The Nick Moss Band featuring Dennis Gruenling
By Tom Baldino
Local harp master Dennis Gruenling has been playing with Chicago bluesman Nick Moss and his band since they teamed up for the highly successful “The High Cost of Low Living” in 2018. That year they headlined the Long Branch Jazz and Blues Festival and they have been on an upward trajectory ever since. Nick was subsequently named Traditional Blues Male Artist of the Year at the BMA’s, and they went on to release a second highly acclaimed work, “Lucky Guy.” This year’s “Get Your Back into It!” is now riding high on the blues charts and pays homage to the sounds heard in the juke joints found on the Chitlin’ Circuit in the mid twentieth century, while being fresh and vibrant. Their third release on Bruce Iglauer’s Alligator Records, this collection absolutely lives up to their motto “Genuine Houserockin’ Music!”
The band, led by Nick on guitar and vocals, features Dennis on harp and vocals, including Taylor Streiff on piano and keyboards, Rodrigo Mantovani on upright and electric bass and percussion, and Pierce Downer on drums. “Sax” Gordon Beadle and “Brother” John Kattke on organ appear on the cut “Out Of The Woods.” Looking at the cover artwork, it sets the tone for the fourteen original songs contained within, and I recommend you have your dancing shoes on when listening.
The opening track of this original collection, “The Bait In The Snare” offers that age old advice from Nick, you better “look before you leap,” set to a rollicking beat. Things slow down just a bit with “Aurelie,” a travel dialogue set in France, with plenty of wine and Nick’s stinging guitar runs. The title track “Get Your Back Into It” features a heavy dose of Dennis and that wonderful harp and vintage mic sound, with Taylor’s piano runs adding to the fun. “Man On The Move” opens with Pierce’s drums announcing life on the road, with Dennis vocals and a heavy dose of unique harp styling. This song will certainly keep you moving as well.

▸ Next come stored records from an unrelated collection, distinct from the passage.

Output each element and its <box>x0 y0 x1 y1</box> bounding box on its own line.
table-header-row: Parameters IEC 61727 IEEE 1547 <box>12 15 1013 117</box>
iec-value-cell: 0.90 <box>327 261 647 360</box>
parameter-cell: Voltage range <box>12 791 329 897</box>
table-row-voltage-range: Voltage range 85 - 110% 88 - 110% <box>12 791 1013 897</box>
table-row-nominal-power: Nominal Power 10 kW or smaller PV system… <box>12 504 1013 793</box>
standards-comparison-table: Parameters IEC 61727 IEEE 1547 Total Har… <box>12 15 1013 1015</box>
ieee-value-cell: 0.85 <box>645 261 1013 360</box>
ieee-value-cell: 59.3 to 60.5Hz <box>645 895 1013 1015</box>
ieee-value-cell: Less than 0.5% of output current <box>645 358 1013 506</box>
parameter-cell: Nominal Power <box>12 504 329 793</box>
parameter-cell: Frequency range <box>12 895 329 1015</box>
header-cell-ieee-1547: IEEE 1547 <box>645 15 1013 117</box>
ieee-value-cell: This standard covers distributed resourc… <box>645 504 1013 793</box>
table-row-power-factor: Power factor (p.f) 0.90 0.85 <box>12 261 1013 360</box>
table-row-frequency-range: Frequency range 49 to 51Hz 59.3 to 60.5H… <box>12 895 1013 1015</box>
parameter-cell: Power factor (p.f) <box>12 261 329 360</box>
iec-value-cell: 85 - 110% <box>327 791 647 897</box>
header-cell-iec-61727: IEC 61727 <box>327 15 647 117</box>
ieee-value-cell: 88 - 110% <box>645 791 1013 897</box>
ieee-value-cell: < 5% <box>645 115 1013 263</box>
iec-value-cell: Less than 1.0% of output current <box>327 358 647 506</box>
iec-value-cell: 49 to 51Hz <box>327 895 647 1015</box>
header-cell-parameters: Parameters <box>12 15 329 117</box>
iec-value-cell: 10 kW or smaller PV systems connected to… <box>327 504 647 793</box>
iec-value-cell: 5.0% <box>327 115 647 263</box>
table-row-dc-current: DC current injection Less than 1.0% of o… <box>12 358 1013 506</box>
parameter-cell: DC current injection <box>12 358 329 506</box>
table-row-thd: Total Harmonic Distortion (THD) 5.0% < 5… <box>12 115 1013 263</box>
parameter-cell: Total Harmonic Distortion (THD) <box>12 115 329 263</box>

Things slow down when Nick sings some lowdown dirty blues punctuated with his crying guitar on the longest track here, “Living In Heartache.” “It Shocks Me Out” features Rodrigo’s standup bass sound and is highlighted by Nick’s great lyrics about said bass, taking the phrase double entendre to a new level. The instrumental “Out Of The Woods” features Gordon’s sax and John’s organ playing and solos along with an excellent swing sound provided by the band. “Chose Wisely” is a cautionary tale highlighted by Nick’s terrific lyrics set to a mid-tempo number that allows Dennis to lay a great solo over the top. “Your Bark Is Worse Is Worse Than Your Bite” has a Bo Diddley feel, with the band giving it their own spin and creating a fresh sound that carries the story of an age old situation. “Losing Ground” again has Nick giving some sound advice to the listener with a healthy dose of harmonica, while Dennis is again able to tailor his harp sound to the tune. “Bone’s Cantina,” another instrumental, begins with a tom-tom island like beat followed in succession by Nick’s reverb drenched guitar and a swampy harp that swings into the strains of “La Cucaracha.” Next up, “Lonely Fool,” again features Nick on vocals with Taylor back on piano and contains some great guitar and harmonica interplay on this song that I could envision in a late night, smoke-filled juke joint. “The Solution” is dedicated to Chicago bluesman Jimmy Johnson who left us last year, and channels that classic home town blues sound; smooth as silk, this song has a killer groove. The closer, “Scratch ‘N’ Sniff” is an ode to the great surf tunes of the sixties, with the ghosts of Duane Eddy and Bill Doggett as inspiration, but again featuring the band’s unique take on the style. In my humble opinion, this is some of the best work Nick Moss has created, and in the more than able hands of the band, with Dennis Gruenling’s superb harp, this is an award winner in the making.